Our narrator, Cem, sits with Master Mahmut at the Rumelian Coffeehouse in Öngören. His master is a welldigger for whom he is working to earn money for cram school, and they are ever hopeful that they will strike water. But Cem is also hopeful that he will see the Red Haired Woman again.
I longed for her to look at me once more with that tender expression of recognition. It was as if this woman’s kind, gently teasing gaze had revealed to me just how wondrous the world could be. And yet a part of me couldn’t help but feel that all these thoughts were just fantasies.
In those moments, I thought: I am most completely myself when nobody’s watching. I had only just begun to discover this truth. When there is no one to observe us, the other self we keep hidden inside can come out and do as it pleases. But when you have a father near enough to keep an eye on you, that second self remains buried within.
One day, while lost in thought about the Red-Haired girl who has entranced him, the bucket falls from Cem’s hand at the windlass. He hears a terrible wail from the many feet down underground, and then there is nothing but silence. Has he killed Master Mahmut, the only man who has been a father to him since his own father left the family in poverty many years ago?
The theme of fathers and sons runs throughout the novel, in a myriad of ways in addition to Cem’s personal life. He tells Master Mahmut of Sophocles’ The Oedipal King. While searching for the Red-Haired Woman he sees her and her theater troupe perform a play in which the father accidentally kills his own son. After he is married, he sees Ilya Repin’s oil painting Ivan The Terrible which shows a father cradling the bleeding son he’s just killed.
It seems the father and son relationship is more than something personal or familial, that it embodies the bigger picture of a government, or even existential meaning.

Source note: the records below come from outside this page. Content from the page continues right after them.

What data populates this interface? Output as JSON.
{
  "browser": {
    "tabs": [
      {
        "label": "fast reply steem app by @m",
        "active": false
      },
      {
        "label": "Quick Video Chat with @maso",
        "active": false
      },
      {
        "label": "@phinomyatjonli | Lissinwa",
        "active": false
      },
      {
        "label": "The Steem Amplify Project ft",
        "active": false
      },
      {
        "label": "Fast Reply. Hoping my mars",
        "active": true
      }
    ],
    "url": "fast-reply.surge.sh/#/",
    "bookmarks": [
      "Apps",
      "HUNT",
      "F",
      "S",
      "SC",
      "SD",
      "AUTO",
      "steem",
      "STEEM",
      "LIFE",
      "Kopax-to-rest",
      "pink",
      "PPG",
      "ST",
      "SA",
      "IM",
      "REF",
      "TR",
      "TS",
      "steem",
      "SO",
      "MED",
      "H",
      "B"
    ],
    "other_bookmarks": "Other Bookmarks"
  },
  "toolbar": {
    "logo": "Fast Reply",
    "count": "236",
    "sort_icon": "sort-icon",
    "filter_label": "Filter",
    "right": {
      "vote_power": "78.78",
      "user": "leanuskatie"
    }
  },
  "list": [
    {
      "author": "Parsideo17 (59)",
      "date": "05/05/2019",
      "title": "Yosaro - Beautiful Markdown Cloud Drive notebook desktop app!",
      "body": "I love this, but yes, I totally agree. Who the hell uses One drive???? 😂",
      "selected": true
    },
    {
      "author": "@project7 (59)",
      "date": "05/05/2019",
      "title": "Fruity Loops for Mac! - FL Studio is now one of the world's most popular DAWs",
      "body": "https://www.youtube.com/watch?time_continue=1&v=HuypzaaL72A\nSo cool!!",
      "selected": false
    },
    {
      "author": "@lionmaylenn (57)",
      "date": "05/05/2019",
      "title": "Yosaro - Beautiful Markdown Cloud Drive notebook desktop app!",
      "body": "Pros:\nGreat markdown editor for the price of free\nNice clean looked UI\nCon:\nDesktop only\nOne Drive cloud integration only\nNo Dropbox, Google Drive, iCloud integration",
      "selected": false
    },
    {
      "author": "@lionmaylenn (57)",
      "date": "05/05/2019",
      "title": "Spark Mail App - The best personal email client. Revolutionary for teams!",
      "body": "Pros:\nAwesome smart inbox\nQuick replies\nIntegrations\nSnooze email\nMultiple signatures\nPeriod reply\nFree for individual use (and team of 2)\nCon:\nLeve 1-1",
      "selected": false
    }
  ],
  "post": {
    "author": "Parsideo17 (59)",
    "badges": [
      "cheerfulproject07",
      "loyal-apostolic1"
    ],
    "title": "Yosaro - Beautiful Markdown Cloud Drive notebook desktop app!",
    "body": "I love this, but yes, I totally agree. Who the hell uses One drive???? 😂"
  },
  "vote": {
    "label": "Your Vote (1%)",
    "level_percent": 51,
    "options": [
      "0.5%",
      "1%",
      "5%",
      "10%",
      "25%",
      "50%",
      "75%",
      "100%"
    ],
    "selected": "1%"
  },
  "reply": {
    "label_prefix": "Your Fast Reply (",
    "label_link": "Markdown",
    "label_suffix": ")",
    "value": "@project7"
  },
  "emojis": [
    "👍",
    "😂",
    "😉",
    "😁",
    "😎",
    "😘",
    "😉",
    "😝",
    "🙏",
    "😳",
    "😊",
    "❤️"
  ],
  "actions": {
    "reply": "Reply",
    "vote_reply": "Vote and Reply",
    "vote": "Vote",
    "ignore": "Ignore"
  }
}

It looked like the work of a Persian painter who’d been inspired by the foremost exemplars of Rostam and Sohrab scenes but who had also been exposed to Renaissance perspective and chiaroscuro techniques…This murderous father was the merciless czar Ivan IV, founder of the Russian state, subject of Eisenstein’s film Ivan The Terrible, and a favorite of Stalin’s. The brutality and remorse emanating from the painting, its stark simplicity, and its single-mindedness were uncannily reminiscent of the ruthless authority of the state.
Ultimately, however, it comes down to that critical relationship. How well do fathers know their sons, or sons, in turn, their fathers? Are they destined to fight for the same things, such as the affection of the same women? Does the competition inherent to each male stand in the way of truly accepting one another?
These are the things that Orhan Pamuk explores in his brilliant book. The mere 253 pages hold questions which have been asked for centuries, and he weaves his theme into an intricately woven mystery involving fathers and sons and the red-haired woman.
It is a book filled with irony and longing, and while I only know of a father-daughter relationship, it made me ponder the relationship of my son and his father. If only his father would have lived past our son’s toddler years.